As with any feed supplement, constant monitoring of each animal’s intake is necessary and can prove labor intensive for the large producer. Certainly electronic and mechanized apparatuses can assist in feeding and intake regulation and are being used by some large producers. In group-fed animals given unrestricted feed access, dominant animals will invariably disrupt each animal from ingesting a proper dose. Individual feeding or other methods of solving this problem may prove impractical for the average producer. However, with proper management and equipment design, a feeding program utilizing a progesterone feed supplement is worthy of consideration.

Prostaglandin treatment

Although not affording the same reliability and consistency of results as progestagen therapies, prostaglandin injections have also proven a cost effective means of producing a synchronized heat for the producer. It is good to note that protocols as labeled and described for cattle use have proven unreliable for goats when using some forms of this product. There are a large variety of opinions for off-label use of this veterinarian prescribed, controlled product in goats. The dosage prescribed seems to range from 0.5 cc to 3 cc IM, depending upon purpose of use, product label, and intended technique and protocol. The length of time in which the producer can expect an apparent estrus response, if indeed one is even achieved, also varies considerably according to dosage administered, breed of goat, geographic location of the animal, and time of year. Time of year is important to the producer because prostaglandin is only effective if a corpus luteum is present on the doe’s ovary. If no corpus luteum exists, the prostaglandin injection is useless in stimulating estrus. Another discouraging result of prostaglandin use can be a showing of behavioral estrous, but no ultimate ovulation. This may be due to a variety of reasons including the lack of sufficient LH in the doe’s system to elicit such a response.
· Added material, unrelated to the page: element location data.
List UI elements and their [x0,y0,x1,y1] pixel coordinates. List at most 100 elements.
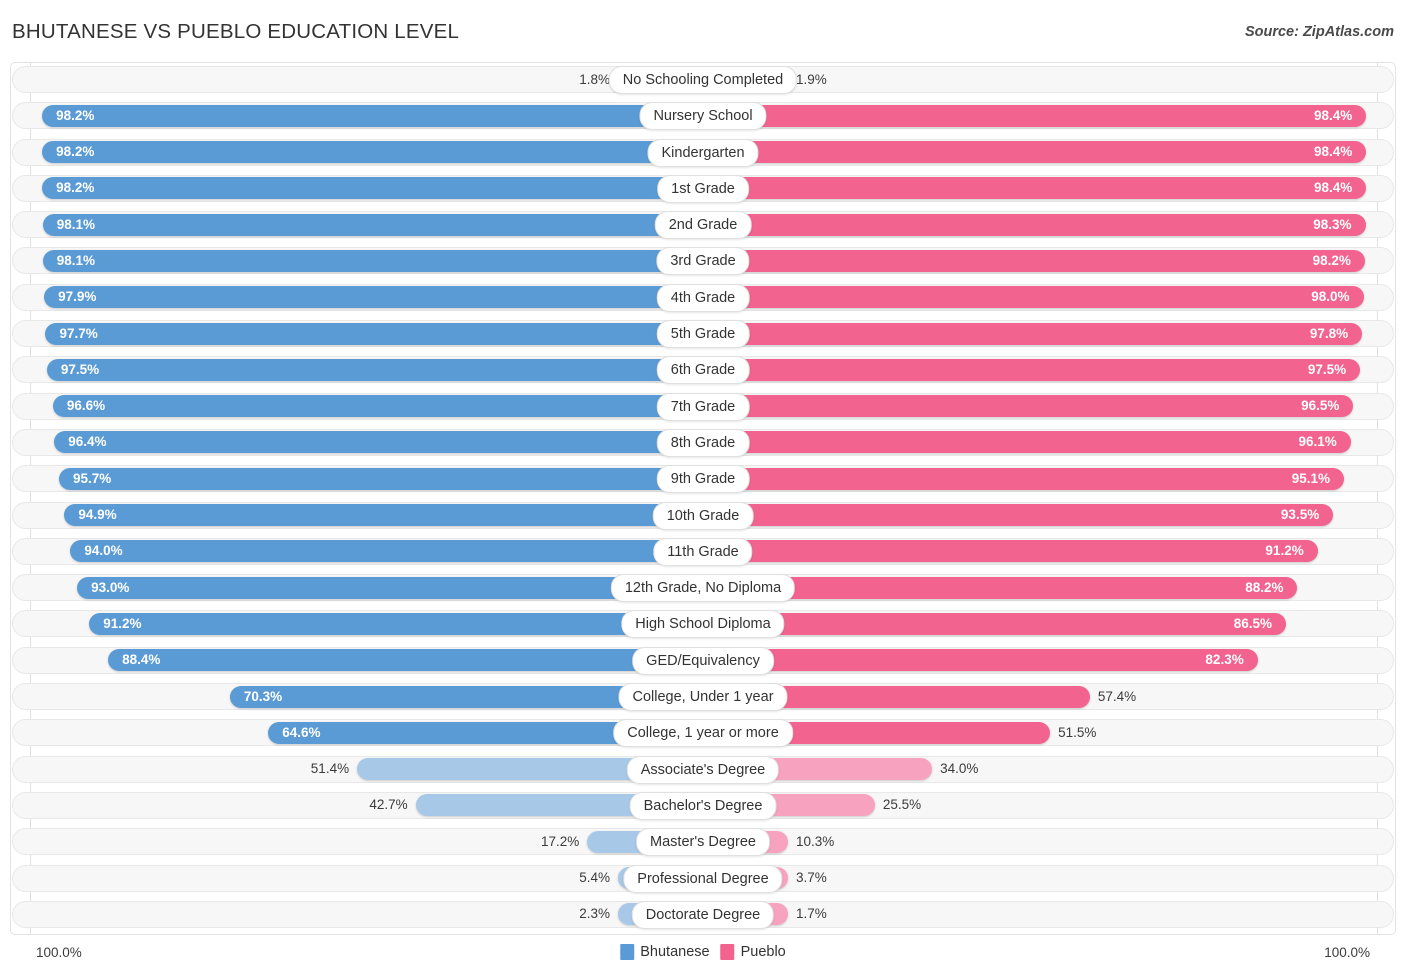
value-label-pueblo: 25.5% [882,797,922,813]
value-label-pueblo: 98.4% [1313,180,1353,196]
bar-bhutanese [54,431,703,454]
bar-bhutanese [89,612,703,635]
category-label: Nursery School [639,102,767,131]
category-label: 9th Grade [656,465,750,494]
bar-bhutanese [77,576,703,599]
value-label-bhutanese: 94.0% [84,543,123,559]
value-label-bhutanese: 95.7% [72,470,112,486]
chart-legend: Bhutanese Pueblo [620,944,786,960]
category-label: Doctorate Degree [631,900,775,929]
page-header: BHUTANESE VS PUEBLO EDUCATION LEVEL Sour… [0,0,1406,58]
value-label-bhutanese: 5.4% [579,870,610,886]
value-label-bhutanese: 98.2% [56,144,95,160]
category-label: 5th Grade [656,320,750,349]
chart-row: 2.3% 1.7% Doctorate Degree [0,897,1406,933]
category-label: 1st Grade [657,174,749,203]
value-label-pueblo: 97.5% [1307,361,1347,377]
legend-label: Bhutanese [640,944,710,960]
bar-bhutanese [108,649,703,672]
value-label-bhutanese: 1.8% [579,71,610,87]
category-label: 11th Grade [653,537,753,566]
bar-bhutanese [70,540,703,563]
value-label-bhutanese: 98.2% [56,180,95,196]
value-label-bhutanese: 51.4% [310,761,350,777]
value-label-pueblo: 93.5% [1280,507,1320,523]
page-title: BHUTANESE VS PUEBLO EDUCATION LEVEL [12,20,460,43]
category-label: 6th Grade [656,356,750,385]
bar-pueblo [703,649,1258,672]
chart-row: 97.9% 98.0% 4th Grade [0,280,1406,316]
chart-footer: 100.0% 100.0% Bhutanese Pueblo [0,936,1406,975]
bar-pueblo [703,322,1363,345]
value-label-pueblo: 3.7% [796,870,827,886]
category-label: 2nd Grade [654,211,752,240]
bar-bhutanese [42,177,703,200]
chart-row: 96.4% 96.1% 8th Grade [0,425,1406,461]
legend-item[interactable]: Pueblo [720,944,786,960]
value-label-pueblo: 1.7% [796,906,827,922]
chart-row: 98.1% 98.3% 2nd Grade [0,207,1406,243]
category-label: College, 1 year or more [613,719,793,748]
value-label-bhutanese: 96.4% [68,434,107,450]
legend-swatch-icon [620,944,635,960]
chart-page: BHUTANESE VS PUEBLO EDUCATION LEVEL Sour… [0,0,1406,975]
category-label: 8th Grade [656,428,750,457]
category-label: Bachelor's Degree [629,791,777,820]
category-label: 10th Grade [652,501,754,530]
value-label-pueblo: 10.3% [796,833,835,849]
value-label-bhutanese: 97.5% [60,361,100,377]
chart-row: 98.2% 98.4% 1st Grade [0,171,1406,207]
value-label-pueblo: 1.9% [796,71,827,87]
value-label-bhutanese: 17.2% [540,833,580,849]
bar-pueblo [703,177,1367,200]
legend-swatch-icon [720,944,735,960]
chart-row: 5.4% 3.7% Professional Degree [0,861,1406,897]
bar-pueblo [703,467,1344,490]
category-label: 4th Grade [656,283,750,312]
bar-pueblo [703,213,1366,236]
value-label-pueblo: 95.1% [1291,470,1330,486]
bar-bhutanese [46,358,703,381]
chart-row: 94.9% 93.5% 10th Grade [0,498,1406,534]
bar-pueblo [703,612,1286,635]
axis-left-max: 100.0% [36,945,82,960]
category-label: 12th Grade, No Diploma [610,574,796,603]
value-label-bhutanese: 98.1% [56,252,96,268]
bar-bhutanese [42,213,703,236]
value-label-pueblo: 96.1% [1298,434,1337,450]
chart-row: 94.0% 91.2% 11th Grade [0,534,1406,570]
legend-label: Pueblo [740,944,786,960]
chart-row: 42.7% 25.5% Bachelor's Degree [0,788,1406,824]
value-label-pueblo: 88.2% [1245,579,1284,595]
bar-pueblo [703,540,1318,563]
value-label-pueblo: 98.2% [1312,252,1351,268]
value-label-bhutanese: 98.2% [56,107,95,123]
bar-pueblo [703,104,1367,127]
value-label-pueblo: 96.5% [1301,398,1340,414]
legend-item[interactable]: Bhutanese [620,944,710,960]
value-label-bhutanese: 88.4% [122,652,161,668]
chart-row: 93.0% 88.2% 12th Grade, No Diploma [0,570,1406,606]
bar-bhutanese [64,504,703,527]
category-label: 3rd Grade [656,247,750,276]
value-label-bhutanese: 70.3% [243,688,283,704]
chart-row: 97.5% 97.5% 6th Grade [0,352,1406,388]
value-label-pueblo: 34.0% [940,761,979,777]
value-label-pueblo: 98.4% [1313,107,1353,123]
bar-bhutanese [44,286,703,309]
chart-row: 17.2% 10.3% Master's Degree [0,824,1406,860]
category-label: Kindergarten [647,138,759,167]
category-label: 7th Grade [656,392,750,421]
value-label-pueblo: 97.8% [1309,325,1349,341]
category-label: High School Diploma [621,610,785,639]
chart-rows: 1.8% 1.9% No Schooling Completed 98.2% 98.4%… [0,62,1406,933]
bar-bhutanese [42,249,703,272]
value-label-pueblo: 98.3% [1313,216,1352,232]
chart-row: 64.6% 51.5% College, 1 year or more [0,715,1406,751]
bar-pueblo [703,358,1361,381]
bar-bhutanese [58,467,703,490]
value-label-pueblo: 51.5% [1058,724,1097,740]
value-label-pueblo: 98.4% [1313,144,1353,160]
chart-row: 51.4% 34.0% Associate's Degree [0,752,1406,788]
value-label-bhutanese: 96.6% [66,398,106,414]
In field trials by producers across the United States the most favorable results have occurred with the following protocol:

  1. Day one; 2-3 cc of prostaglandin administered IM according to the product label and doe’s body weight (2 cc for does under 100 lbs and 3 cc for does over 100 lbs).
  2. Day eleven, hour one; 2-3 cc of prostaglandin administered IM according to the product label and doe’s body weight (2 cc for does under 100 lbs and 3 cc for does over 100 lbs).
  3. Hour 48-52; doe shows signs of estrus.
  4. Hour 48-72; doe is carefully monitored for stage of estrus.
  5. When evidence that proper stage of estrus is observed, doe is inseminated.

It is good for the producer to recognize that prostaglandin in any dosage could initiate a fetal abortion in a pregnant animal. Great care and caution should be taken in the exposure of such a product to animals at any stage of gestation if a termination of pregnancy is not the desired result.